Tracy Chapman and Luke Combs at the Grammys were singing Fast Car, and suddenly I was bawling my eyes out. What was that? And why then? In the countless times I have heard that song, including when I bought the vinyl back in the ’80s, I don’t think I ever really heard it the way I did watching at that moment. Me at 65 was hearing something very different from me at 30. Perhaps growing older, and growing up, helps us to become more present with and less scared of our feelings? Maybe it was the show itself, which was an all-ages extravaganza.
As past AGEIST cover profile John Loken, who was there live and helped produce the show, put it, “I think one of the reasons the Grammys still resonates with younger audiences, 66 years in, is because it honors that sacred bond between fan and artist. Popular music has always traced the line between reality and our dreams. So, when 80-year-old Joni sang, ‘I really don’t know life at all’ on Sunday night, and cracked a knowing smile at the audience, there wasn’t a dry eye in the house.” Some notable past award shows — remember the slap? — have famously completely run off the rails, but not this one. The whole show beamed positivity. It felt like a mutually supportive village; people celebrating each other, cheering each other on, rather than a competition — humanity showing its best when we are creative and supportive across age, race and gender lines.
It is not just powerfully sublime performances like these that get me; Ted Lasso just kills me.
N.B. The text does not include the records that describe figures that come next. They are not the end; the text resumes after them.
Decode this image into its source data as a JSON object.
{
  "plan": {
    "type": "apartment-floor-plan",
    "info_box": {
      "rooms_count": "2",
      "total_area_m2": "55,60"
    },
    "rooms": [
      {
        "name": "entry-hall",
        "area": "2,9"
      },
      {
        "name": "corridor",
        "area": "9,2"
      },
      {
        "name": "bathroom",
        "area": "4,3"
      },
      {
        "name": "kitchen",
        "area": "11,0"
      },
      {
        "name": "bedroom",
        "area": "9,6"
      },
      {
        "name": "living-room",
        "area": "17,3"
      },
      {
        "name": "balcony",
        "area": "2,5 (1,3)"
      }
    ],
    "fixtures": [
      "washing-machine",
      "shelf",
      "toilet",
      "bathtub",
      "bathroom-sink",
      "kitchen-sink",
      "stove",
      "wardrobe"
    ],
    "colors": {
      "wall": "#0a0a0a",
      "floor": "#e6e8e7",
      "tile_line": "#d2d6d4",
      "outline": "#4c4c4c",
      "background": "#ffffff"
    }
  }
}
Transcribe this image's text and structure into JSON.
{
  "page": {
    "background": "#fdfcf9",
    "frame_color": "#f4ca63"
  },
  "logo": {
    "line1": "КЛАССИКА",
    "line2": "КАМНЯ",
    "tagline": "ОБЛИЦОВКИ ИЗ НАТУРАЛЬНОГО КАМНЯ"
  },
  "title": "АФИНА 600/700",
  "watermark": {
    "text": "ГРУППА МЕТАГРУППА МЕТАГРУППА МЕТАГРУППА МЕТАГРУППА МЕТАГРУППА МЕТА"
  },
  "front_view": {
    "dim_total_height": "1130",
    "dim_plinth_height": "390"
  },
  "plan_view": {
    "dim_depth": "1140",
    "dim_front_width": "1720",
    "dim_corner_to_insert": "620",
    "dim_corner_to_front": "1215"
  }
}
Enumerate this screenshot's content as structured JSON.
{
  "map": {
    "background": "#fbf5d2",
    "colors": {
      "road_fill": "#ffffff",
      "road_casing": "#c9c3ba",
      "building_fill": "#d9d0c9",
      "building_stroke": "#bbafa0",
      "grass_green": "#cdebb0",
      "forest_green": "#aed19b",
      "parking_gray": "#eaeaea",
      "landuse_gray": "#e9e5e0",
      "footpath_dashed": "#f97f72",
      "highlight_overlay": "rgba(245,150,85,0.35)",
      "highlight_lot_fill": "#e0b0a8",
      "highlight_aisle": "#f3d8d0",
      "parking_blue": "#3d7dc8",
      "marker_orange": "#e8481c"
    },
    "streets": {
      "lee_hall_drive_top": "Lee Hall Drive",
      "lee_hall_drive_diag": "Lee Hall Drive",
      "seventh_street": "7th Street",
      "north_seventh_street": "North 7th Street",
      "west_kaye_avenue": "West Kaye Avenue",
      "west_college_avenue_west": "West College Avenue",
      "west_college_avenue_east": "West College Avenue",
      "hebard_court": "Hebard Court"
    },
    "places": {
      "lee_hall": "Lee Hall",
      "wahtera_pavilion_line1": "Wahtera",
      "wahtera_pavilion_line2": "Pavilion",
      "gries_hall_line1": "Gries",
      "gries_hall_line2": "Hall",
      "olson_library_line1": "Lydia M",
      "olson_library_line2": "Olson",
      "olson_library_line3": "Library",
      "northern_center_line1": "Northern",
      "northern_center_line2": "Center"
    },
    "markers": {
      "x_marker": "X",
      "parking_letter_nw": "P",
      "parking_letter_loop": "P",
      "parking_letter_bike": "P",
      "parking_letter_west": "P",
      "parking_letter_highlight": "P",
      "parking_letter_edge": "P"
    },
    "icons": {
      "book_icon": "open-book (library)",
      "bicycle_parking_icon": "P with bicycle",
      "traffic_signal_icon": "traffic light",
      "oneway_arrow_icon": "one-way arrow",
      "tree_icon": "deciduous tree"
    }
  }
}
I’ll be in a puddle of tears, guaranteed pretty much each episode. There will be some moment I see something, even on social media, and then suddenly I am bawling. This simply did not happen in my 20s. The only thing I can think of is that now I have come to understand that these feelings won’t kill me, that it is ok to have them, and maybe even express them. Like so many things in life, experience has informed us that most of what we fear is just not real, that we are much stronger than we think we are, and it was actually our self-fear that had been handicapping us from more fully experiencing the wonders of being who we are.